第53話:カガミの能力で掃除スキルを増幅したら、国中の窓ガラスが一瞬で消えた(ほど綺麗になった)件
付喪神のカガミが仲間に加わり、九龍屋敷の浄化もいよいよ大詰め。だが、数百年分の怨念が染み付いたこの巨大建築を一人で磨き上げるには、物理的な時間が足りない。
「……ゼクス様、お困りのようですわね。……私の【鏡面反射】をお使いなさいな」
カガミが銀髪をなびかせ、俺の前に立った。彼女が自身の本体である「八咫の鏡」を天に掲げると、屋敷の至る所に光の鏡が出現する。
「私の鏡に映るものは、すべて現実へと投影されます。……主様のその『お掃除の所作』、私が100倍に増幅して、この国の隅々まで反射させてあげましょう!」
「……100倍!? よし、やってみましょう。……神域流・広域洗浄術『万華鏡・クリーニング』!」
俺は屋敷の中央で、新作の『神域の超撥水ワイパー』を一閃させた。
すると、カガミの鏡がその動きを捉え、光の速さで増殖・反射を開始!
――シュバババババババッ!!
カミツ領の全世帯。
長年、煤煙で真っ黒だった長屋の窓も、将軍の城の贅を尽くしたギヤマン窓も、すべての「ガラス」というガラスにゼクスのワイパーの動きが転写された。
「……な、何が起きたのだ!? 拙者の家の窓が、光り輝いて消えてしまったぞ!?」
「バカ言え、消えたんじゃない! 汚れがなさすぎて、向こう側が素通しで見えているだけだ!」
街中から驚愕の叫びが上がる。
カガミの能力で増幅された洗浄波動は、窓ガラスだけでなく、ついでに「人々の心の曇り」までスッキリさせてしまったらしい。
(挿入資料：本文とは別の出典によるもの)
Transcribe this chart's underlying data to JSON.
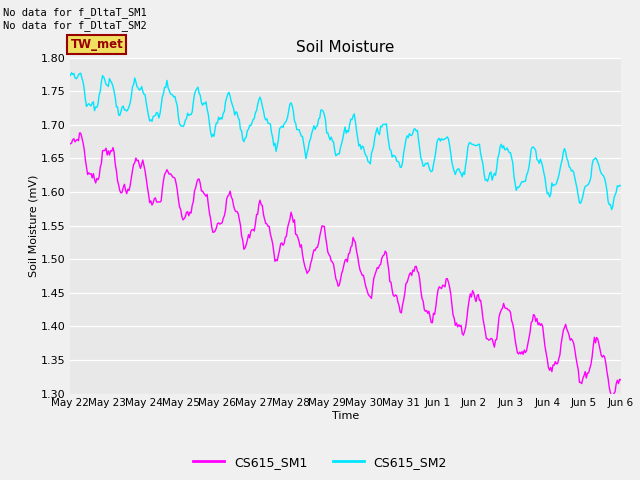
{
  "title": "Soil Moisture",
  "xlabel": "Time",
  "ylabel": "Soil Moisture (mV)",
  "ylim": [
    1.3,
    1.8
  ],
  "bg_color": "#e8e8e8",
  "fig_color": "#f0f0f0",
  "annotations": [
    "No data for f_DltaT_SM1",
    "No data for f_DltaT_SM2"
  ],
  "tw_met_label": "TW_met",
  "tw_met_bg": "#f0e060",
  "tw_met_fg": "#990000",
  "legend_labels": [
    "CS615_SM1",
    "CS615_SM2"
  ],
  "line1_color": "#ff00ff",
  "line2_color": "#00e5ff",
  "x_tick_labels": [
    "May 22",
    "May 23",
    "May 24",
    "May 25",
    "May 26",
    "May 27",
    "May 28",
    "May 29",
    "May 30",
    "May 31",
    "Jun 1",
    "Jun 2",
    "Jun 3",
    "Jun 4",
    "Jun 5",
    "Jun 6"
  ],
  "num_points": 480
}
「……ゼクス様、すごいですわ! 領民たちがみんな『窓が綺麗になったから、ついでに庭も片付けよう!』とお掃除ムーブメントを起こしています!」
巫女サクヤが水晶玉を覗きながら感動に震えている。
一方で、俺の背後ではいつもの修羅場が。
「……ちょっと、カガミ! 貴女、ゼクスの動きをコピーするついでに、ちゃっかりゼクスの『腰のライン』とかを接写して自分の鏡に保存してないかしら!?」
「……あら、バレました? これも主様の所作を完璧に反射するための『予備データ』ですわ。……ふふ、永久保存版です」
アルテミス様が聖剣を抜こうとするが、床が綺麗すぎて自分の顔が映り込み、思わず身だしなみを整え始めて戦線離脱。
結局、九龍屋敷どころかカミツ領全体を「鏡の国」のようにピカピカにしてしまった俺たちは、将軍様から「救国の掃除神」として招待状を受け取ることになるのだった。
お読みいただきありがとうございます!
カガミちゃん、有能すぎてお掃除の効率が跳ね上がりました。
でも、こっそりゼクスの隠し撮り画像を鏡の中に溜め込んでいるあたり、なかなかの策士です(笑)。